Ce jeudi 8 janvier 2026 marque le retour de Qui veut être mon associé ? sur M6 pour une sixième édition très attendue. Le principe reste inchangé : de jeunes entrepreneurs présentent leurs projets devant un jury d’investisseurs afin d’obtenir un soutien financier et stratégique. Cette saison, la production promet des confrontations plus intenses, portées par des projets innovants et un plateau de jurés aux profils reconnus dans l’écosystème entrepreneurial français.
Un jury riche en expérience… et en patrimoine
Comme chaque année, les candidats devront convaincre des investisseurs non seulement prêts à donner des conseils, mais aussi à engager des fonds personnels. Le Revenu Media a récemment publié une vidéo rassemblant des estimations du « poids » financier des jurés, information qui a retenu l’attention des internautes.
Selon cette source, Éric Larchevêque, fondateur de la licorne Ledger spécialisée dans la sécurisation des cryptomonnaies, est estimé à 340 millions d’euros. Marc Simoncini, créateur de Meetic et figure majeure de l’entrepreneuriat français, dispose d’une fortune avoisinant les 500 millions d’euros en 2024 ; il figure parmi les 300 premières fortunes du pays.
Jean‑Michel Karam, ancien ingénieur du CNRS et fondateur de MEMSCAP ainsi que du groupe cosmétique IOMA, voit sa fortune personnelle évaluée à 50 millions d’euros en 2025. Kelly Massol, entrepreneuse connue pour Les Secrets de Loly, est estimée à 75 millions d’euros. Alice Lhabouz, fondatrice de Trecento, société de gestion d’actifs, posséderait environ 20 millions d’euros.
Parmi les autres personnalités présentes, Anthony Bourbon, fondateur de Feed et Blast, est crédité de 100 millions d’euros, et Jean‑Pierre Nadir, entrepreneur actif dans le tourisme et créateur d’easyVoyage, d’une fortune estimée à 26 millions d’euros.
(hyperlien vers la vidéo mentionnée par Le Revenu Media : https://pic.twitter.com/7m1iUMOQEx )
Ce que cela change pour les candidats
Un plateau composé d’investisseurs fortunés peut jouer sur la dynamique des échanges. Au-delà de l’apport financier, les entrepreneurs recherchent aussi de la crédibilité, des connexions et un accompagnement stratégique. La présence d’acteurs tels que Simoncini ou Larchevêque signifie que certains dossiers seront examinés avec une exigence technique et commerciale élevée.

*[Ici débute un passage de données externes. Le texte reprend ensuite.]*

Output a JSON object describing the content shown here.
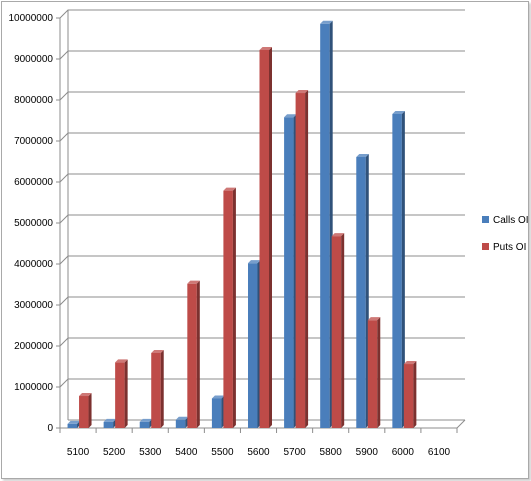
{
  "chart_data": {
    "type": "bar",
    "categories": [
      "5100",
      "5200",
      "5300",
      "5400",
      "5500",
      "5600",
      "5700",
      "5800",
      "5900",
      "6000",
      "6100"
    ],
    "series": [
      {
        "name": "Calls OI",
        "color": "#4a7ebb",
        "values": [
          100000,
          150000,
          150000,
          200000,
          720000,
          4020000,
          7580000,
          9860000,
          6610000,
          7660000,
          0
        ]
      },
      {
        "name": "Puts OI",
        "color": "#be4b48",
        "values": [
          780000,
          1600000,
          1830000,
          3520000,
          5790000,
          9220000,
          8170000,
          4680000,
          2630000,
          1560000,
          0
        ]
      }
    ],
    "y_ticks": [
      "0",
      "1000000",
      "2000000",
      "3000000",
      "4000000",
      "5000000",
      "6000000",
      "7000000",
      "8000000",
      "9000000",
      "10000000"
    ],
    "ylim": [
      0,
      10000000
    ],
    "grid": true,
    "legend": "right"
  }
}
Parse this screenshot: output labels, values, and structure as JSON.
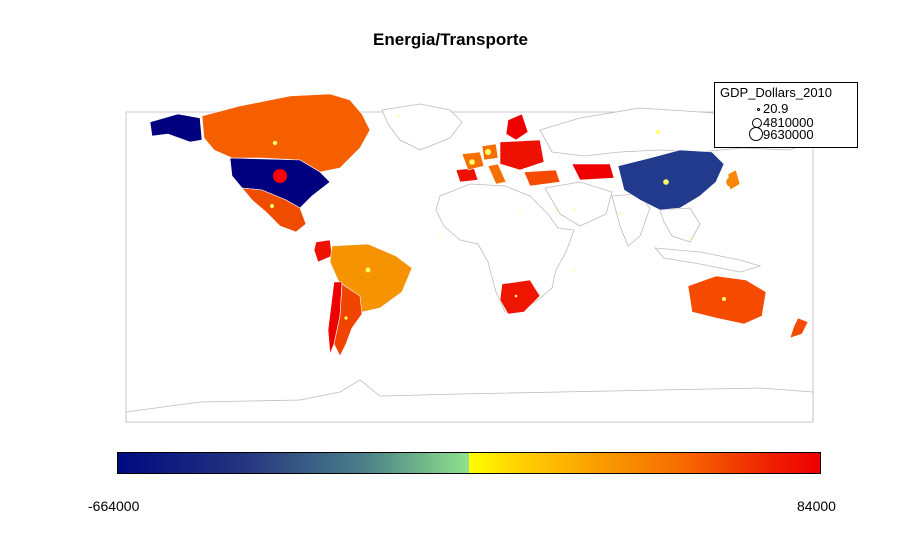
{
  "title": "Energia/Transporte",
  "legend": {
    "title": "GDP_Dollars_2010",
    "entries": [
      "20.9",
      "4810000",
      "9630000"
    ]
  },
  "colorbar": {
    "min_label": "-664000",
    "max_label": "84000",
    "palette": [
      "#000a80",
      "#4a7f88",
      "#8fe28c",
      "#ffff00",
      "#f9a000",
      "#ee0000"
    ]
  },
  "colors": {
    "usa": "#00007f",
    "alaska": "#00007f",
    "china": "#213a8c",
    "canada": "#f55f00",
    "brazil": "#f59300",
    "australia": "#f54a00",
    "mexico": "#ef4c00",
    "argentina": "#f04400",
    "chile": "#ee0000",
    "south_africa": "#ef1500",
    "japan": "#f58800",
    "europe_red": "#ee1000",
    "europe_orange": "#f57000",
    "bubble": "#ffff66",
    "bubble_usa": "#ff0000"
  }
}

Pour les porteurs de projet, la marge d’erreur est réduite : il faut non seulement convaincre sur l’idée, mais aussi démontrer un modèle économique solide et une capacité d’exécution. Les entrepreneurs bénéficieront cependant d’une exposition médiatique importante, susceptible d’attirer d’autres investisseurs ou clients, même en cas d’absence d’accord à l’issue de l’émission.
Format et attentes : entre business et spectacle
Le format de l’émission mêle pitchs, questions serrées et négociations en direct. Cette mécanique télévisuelle est conçue pour mettre en lumière les forces et faiblesses des projets. Les téléspectateurs peuvent s’attendre à des séquences de tension lorsque la combinaison d’exigence financière et d’intensité médiatique est la plus forte.
La saison 6 devrait offrir une plongée dans des secteurs variés, avec des projets innovants qui testent les limites de la faisabilité technique et commerciale. Les jurés, experts dans leurs domaines respectifs, apportent des savoir‑faire distincts : cryptomonnaies et sécurité pour Larchevêque, création de plateformes grand public pour Simoncini, produits de niche et cosmétique pour Karam, ou encore gestion d’actifs pour Lhabouz.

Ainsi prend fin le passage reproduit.